No wonder this powerful argument silenced Mr. Chillingworth, who was one of those characters in society who hold most dreadful opinions, and who would destroy religious beliefs, and all the different sects of the world, if they could, and endeavour to introduce instead some horrible system of human reason and profound philosophy.
But how soon the religious man silences his opponent; and let it not be supposed that, because his opponent says no more upon the subject, he does so because he is disgusted with the stupidity of the other; no, it is because he is completely beaten, and has nothing more to say.

This almost brings me back to the stealth parody theory I mentioned back in Chapter 5 (and by the way, I believe I have found the book after several weeks of searching: The Vampire's Bedside Companion, by Peter Underwood—but I have not received it in the mail yet, so I cannot be certain).

Chapter 9: In Which Flora is Badass (But JMR Kind of Screws It Up)


  1. I continue to enjoy each of these postings so very much!

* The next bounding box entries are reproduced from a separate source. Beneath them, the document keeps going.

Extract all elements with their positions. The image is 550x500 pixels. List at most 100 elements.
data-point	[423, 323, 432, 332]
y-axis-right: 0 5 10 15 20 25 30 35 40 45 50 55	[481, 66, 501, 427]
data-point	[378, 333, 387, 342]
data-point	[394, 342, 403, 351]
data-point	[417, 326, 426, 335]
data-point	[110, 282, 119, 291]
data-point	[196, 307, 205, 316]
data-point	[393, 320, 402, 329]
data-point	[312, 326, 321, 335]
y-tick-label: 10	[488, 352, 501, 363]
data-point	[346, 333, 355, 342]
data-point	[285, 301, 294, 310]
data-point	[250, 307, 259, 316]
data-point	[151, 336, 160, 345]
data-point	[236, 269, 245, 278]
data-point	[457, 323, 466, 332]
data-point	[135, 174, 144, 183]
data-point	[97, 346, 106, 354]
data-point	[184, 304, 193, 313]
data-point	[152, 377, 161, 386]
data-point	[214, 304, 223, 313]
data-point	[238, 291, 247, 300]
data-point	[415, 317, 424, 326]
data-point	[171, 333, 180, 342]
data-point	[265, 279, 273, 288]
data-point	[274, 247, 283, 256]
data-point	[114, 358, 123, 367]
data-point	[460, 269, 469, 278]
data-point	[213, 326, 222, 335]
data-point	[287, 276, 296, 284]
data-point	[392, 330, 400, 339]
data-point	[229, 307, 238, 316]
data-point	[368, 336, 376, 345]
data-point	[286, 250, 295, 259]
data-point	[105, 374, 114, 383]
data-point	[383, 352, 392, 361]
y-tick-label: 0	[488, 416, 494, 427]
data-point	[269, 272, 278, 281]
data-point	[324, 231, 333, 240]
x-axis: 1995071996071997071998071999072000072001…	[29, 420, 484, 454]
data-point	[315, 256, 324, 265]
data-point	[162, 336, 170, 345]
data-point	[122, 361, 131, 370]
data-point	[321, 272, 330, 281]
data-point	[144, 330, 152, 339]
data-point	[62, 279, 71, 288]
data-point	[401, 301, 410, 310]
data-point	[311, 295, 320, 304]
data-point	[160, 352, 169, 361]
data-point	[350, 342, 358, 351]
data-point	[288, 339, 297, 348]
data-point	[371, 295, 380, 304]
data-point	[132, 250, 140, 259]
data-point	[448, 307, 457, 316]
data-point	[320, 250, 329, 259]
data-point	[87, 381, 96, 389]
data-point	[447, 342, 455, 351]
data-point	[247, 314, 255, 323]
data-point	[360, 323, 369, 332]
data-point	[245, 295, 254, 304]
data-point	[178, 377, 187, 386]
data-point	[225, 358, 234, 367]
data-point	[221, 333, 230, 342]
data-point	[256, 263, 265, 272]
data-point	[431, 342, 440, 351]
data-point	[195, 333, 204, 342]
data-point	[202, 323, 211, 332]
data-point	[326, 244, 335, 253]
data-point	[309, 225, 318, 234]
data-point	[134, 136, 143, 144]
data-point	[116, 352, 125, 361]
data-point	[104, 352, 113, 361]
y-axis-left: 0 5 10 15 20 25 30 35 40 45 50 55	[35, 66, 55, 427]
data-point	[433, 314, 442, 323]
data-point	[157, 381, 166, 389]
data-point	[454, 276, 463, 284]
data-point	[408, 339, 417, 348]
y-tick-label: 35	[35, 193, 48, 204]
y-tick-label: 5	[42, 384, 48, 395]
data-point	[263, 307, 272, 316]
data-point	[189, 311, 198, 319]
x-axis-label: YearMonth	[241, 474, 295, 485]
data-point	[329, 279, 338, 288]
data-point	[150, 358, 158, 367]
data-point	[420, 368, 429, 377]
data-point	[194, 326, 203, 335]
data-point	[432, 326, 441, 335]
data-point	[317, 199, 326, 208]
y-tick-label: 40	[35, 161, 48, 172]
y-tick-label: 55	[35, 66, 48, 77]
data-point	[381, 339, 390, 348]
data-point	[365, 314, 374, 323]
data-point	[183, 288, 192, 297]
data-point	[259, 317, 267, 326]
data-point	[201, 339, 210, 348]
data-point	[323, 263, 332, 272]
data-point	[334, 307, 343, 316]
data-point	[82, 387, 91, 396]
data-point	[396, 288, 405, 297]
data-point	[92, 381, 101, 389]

I've even sent the URL of your blog to some others.

    Um...don't want to give anything away, but I wasn't maintaining the nighttime visit is because the plot demands it, but that the plot later explains it--at least to some extent. There is a reason in character for this event to take place.

    Me, I hardly think a vampire named Marmaduke is any more frightening than one named Runnegate...

  2. I wasn't maintaining the nighttime visit is because the plot demands it, but that the plot later explains it--at least to some extent.

    Fair enough. I have just received my copy of Varney the Vampire (ed. Curt Herr) in the mail (it is the size of a science textbook!), and hope to read ahead a bit more before I make my next post. (I haven't been reading ahead because my eyes have trouble focusing on large amounts of text on a computer screen, and the free online copy was all I had to guide me before.)

    Thank you for the links! If you would ever be interested in making a guest post (if you have a favorite chapter or something), please let me know; I'd love to have you.

  3. Thanks for the offer! I'll consider it, but right now my focus vis-a-vis VARNEY is re-editing and re-writing.